Question

Number of non-empty subsets of $\{1, 2, 3, ...,12\}$ having the property that sum of the largest and smallest element is 13.

Answer 1

1365

Answer 2

Let the given set be $S = \{1, 2, 3, ..., 12\}$. We are looking for the number of non-empty subsets $A \subseteq S$ such that the sum of the largest and smallest element in $A$ is 13. Let $a = \min(A)$ and $b = \max(A)$. The conditions are:

1. $A$ is non-empty.
2. $a, b \in S$.
3. $a < b$ (since $a$ is the smallest and $b$ is the largest, they must be distinct if the subset has more than one element. If $A=\{k\}$, then $a=b=k$, so $2k=13$, $k=6.5$, not possible. Thus, any valid subset must have at least two elements, ensuring $a < b$).
4. $a + b = 13$.

We need to find pairs of elements $(a, b)$ from $S$ that satisfy $a + b = 13$ and $a < b$. The possible pairs are:

• If $a=1$, then $b=12$. Pair: $(1, 12)$.
• If $a=2$, then $b=11$. Pair: $(2, 11)$.
• If $a=3$, then $b=10$. Pair: $(3, 10)$.
• If $a=4$, then $b=9$. Pair: $(4, 9)$.
• If $a=5$, then $b=8$. Pair: $(5, 8)$.
• If $a=6$, then $b=7$. Pair: $(6, 7)$.

For each such pair $(a, b)$, the subset $A$ must contain $a$ and $b$. The other elements of $A$ can be any subset of the elements in $S$ that lie strictly between $a$ and $b$. This intermediate set is $\{a+1, a+2, ..., b-1\}$.

The number of elements in this intermediate set is $(b-1) - (a+1) + 1 = b - a - 1$. The number of subsets that can be formed from these intermediate elements is $2^{b-a-1}$. Each of these subsets, when combined with $\{a, b\}$, forms a valid subset $A$.

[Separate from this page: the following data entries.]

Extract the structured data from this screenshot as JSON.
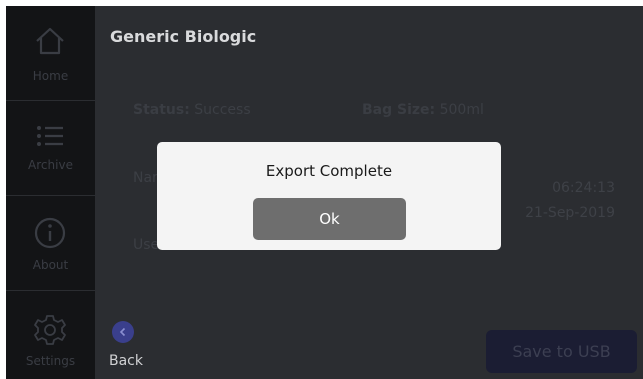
{
  "sidebar": {
    "items": [
      {
        "label": "Home",
        "icon": "home-icon"
      },
      {
        "label": "Archive",
        "icon": "list-icon"
      },
      {
        "label": "About",
        "icon": "info-icon"
      },
      {
        "label": "Settings",
        "icon": "gear-icon"
      }
    ]
  },
  "main": {
    "title": "Generic Biologic",
    "status_label": "Status:",
    "status_value": "Success",
    "bag_size_label": "Bag Size:",
    "bag_size_value": "500ml",
    "name_label_partial": "Nar",
    "user_label_partial": "Use",
    "time": "06:24:13",
    "date": "21-Sep-2019",
    "back_label": "Back",
    "save_label": "Save to USB"
  },
  "dialog": {
    "title": "Export Complete",
    "ok_label": "Ok"
  },
  "colors": {
    "background": "#2b2d31",
    "sidebar": "#131416",
    "accent": "#3a3f8c",
    "dialog": "#f4f4f4",
    "ok_button": "#6e6e6e"
  }
}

Let's calculate the number of subsets for each pair:

1. Pair (1, 12): $a=1, b=12$. Intermediate set: $\{2, 3, ..., 11\}$. Number of elements = $12 - 1 - 1 = 10$. Number of subsets = $2^{10} = 1024$.
2. Pair (2, 11): $a=2, b=11$. Intermediate set: $\{3, 4, ..., 10\}$. Number of elements = $11 - 2 - 1 = 8$. Number of subsets = $2^8 = 256$.
3. Pair (3, 10): $a=3, b=10$. Intermediate set: $\{4, 5, ..., 9\}$. Number of elements = $10 - 3 - 1 = 6$. Number of subsets = $2^6 = 64$.
4. Pair (4, 9): $a=4, b=9$. Intermediate set: $\{5, 6, ..., 8\}$. Number of elements = $9 - 4 - 1 = 4$. Number of subsets = $2^4 = 16$.
5. Pair (5, 8): $a=5, b=8$. Intermediate set: $\{6, 7\}$. Number of elements = $8 - 5 - 1 = 2$. Number of subsets = $2^2 = 4$.
6. Pair (6, 7): $a=6, b=7$. Intermediate set: $\emptyset$. Number of elements = $7 - 6 - 1 = 0$. Number of subsets = $2^0 = 1$.

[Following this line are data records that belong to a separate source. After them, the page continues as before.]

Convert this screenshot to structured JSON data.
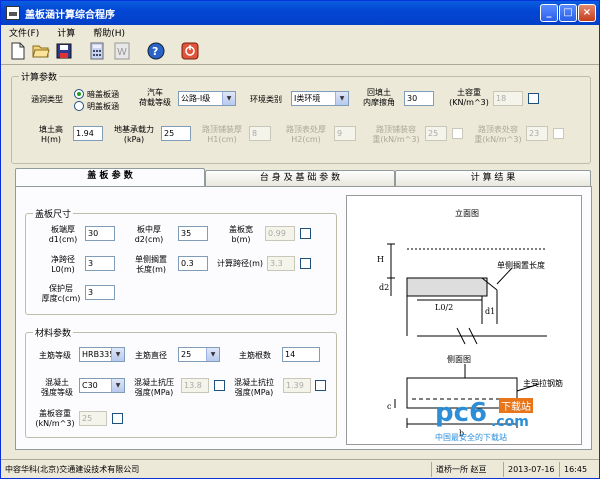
{
  "window": {
    "title": "盖板涵计算综合程序"
  },
  "menu": [
    "文件(F)",
    "计算",
    "帮助(H)"
  ],
  "toolbar": {
    "icons": [
      "new-file-icon",
      "open-folder-icon",
      "save-icon",
      "calculator-icon",
      "word-icon",
      "help-icon",
      "exit-icon"
    ]
  },
  "params": {
    "legend": "计算参数",
    "culvert_type_label": "涵洞类型",
    "culvert_opt1": "暗盖板涵",
    "culvert_opt2": "明盖板涵",
    "load_label1": "汽车",
    "load_label2": "荷载等级",
    "load_value": "公路-I级",
    "env_label": "环境类别",
    "env_value": "I类环境",
    "backfill_label1": "回填土",
    "backfill_label2": "内摩擦角",
    "backfill_value": "30",
    "soil_weight_label1": "土容重",
    "soil_weight_label2": "(KN/m^3)",
    "soil_weight_value": "18",
    "fill_height_label1": "填土高",
    "fill_height_label2": "H(m)",
    "fill_height_value": "1.94",
    "bearing_label1": "地基承载力",
    "bearing_label2": "(kPa)",
    "bearing_value": "25",
    "pave_thick_label1": "路顶铺装厚",
    "pave_thick_label2": "H1(cm)",
    "pave_thick_value": "8",
    "surf_thick_label1": "路顶表处厚",
    "surf_thick_label2": "H2(cm)",
    "surf_thick_value": "9",
    "pave_weight_label1": "路顶铺装容",
    "pave_weight_label2": "重(kN/m^3)",
    "pave_weight_value": "25",
    "surf_weight_label1": "路顶表处容",
    "surf_weight_label2": "重(kN/m^3)",
    "surf_weight_value": "23"
  },
  "tabs": [
    "盖 板 参 数",
    "台 身 及 基 础 参 数",
    "计 算 结 果"
  ],
  "slab": {
    "legend": "盖板尺寸",
    "d1_label1": "板端厚",
    "d1_label2": "d1(cm)",
    "d1_value": "30",
    "d2_label1": "板中厚",
    "d2_label2": "d2(cm)",
    "d2_value": "35",
    "b_label1": "盖板宽",
    "b_label2": "b(m)",
    "b_value": "0.99",
    "l0_label1": "净跨径",
    "l0_label2": "L0(m)",
    "l0_value": "3",
    "bearing_len_label1": "单侧搁置",
    "bearing_len_label2": "长度(m)",
    "bearing_len_value": "0.3",
    "calc_span_label": "计算跨径(m)",
    "calc_span_value": "3.3",
    "cover_label1": "保护层",
    "cover_label2": "厚度c(cm)",
    "cover_value": "3"
  },
  "material": {
    "legend": "材料参数",
    "rebar_grade_label": "主筋等级",
    "rebar_grade_value": "HRB335",
    "rebar_dia_label": "主筋直径",
    "rebar_dia_value": "25",
    "rebar_count_label": "主筋根数",
    "rebar_count_value": "14",
    "concrete_label1": "混凝土",
    "concrete_label2": "强度等级",
    "concrete_value": "C30",
    "comp_label1": "混凝土抗压",
    "comp_label2": "强度(MPa)",
    "comp_value": "13.8",
    "tens_label1": "混凝土抗拉",
    "tens_label2": "强度(MPa)",
    "tens_value": "1.39",
    "slab_weight_label1": "盖板容重",
    "slab_weight_label2": "(kN/m^3)",
    "slab_weight_value": "25"
  },
  "diagram": {
    "elev_title": "立面图",
    "side_title": "侧面图",
    "H": "H",
    "d2": "d2",
    "d1": "d1",
    "L0half": "L0/2",
    "bearing": "单侧搁置长度",
    "c": "c",
    "b": "b",
    "rebar": "主受拉钢筋"
  },
  "watermark": {
    "brand": "pc6",
    "dotcom": ".com",
    "download": "下载站",
    "slogan": "中国最安全的下载站"
  },
  "status": {
    "company": "中容华科(北京)交通建设技术有限公司",
    "author": "道桥一所 赵亘",
    "date": "2013-07-16",
    "time": "16:45"
  }
}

The total number of such non-empty subsets is the sum of the counts from all possible pairs: Total = $2^{10} + 2^8 + 2^6 + 2^4 + 2^2 + 2^0 = 1024 + 256 + 64 + 16 + 4 + 1 = 1365$.

This is a geometric series with the first term $c = 2^0 = 1$, the common ratio $r = 2^2 = 4$, and the number of terms $n = 6$. The sum of a geometric series is given by $S_n = c \frac{r^n - 1}{r - 1}$. Sum = $1 \times \frac{4^6 - 1}{4 - 1} = \frac{(2^2)^6 - 1}{3} = \frac{2^{12} - 1}{3} = \frac{4096 - 1}{3} = \frac{4095}{3} = 1365$.

All subsets formed this way are guaranteed to be non-empty because each subset includes at least the minimum and maximum elements ($a$ and $b$), which are distinct.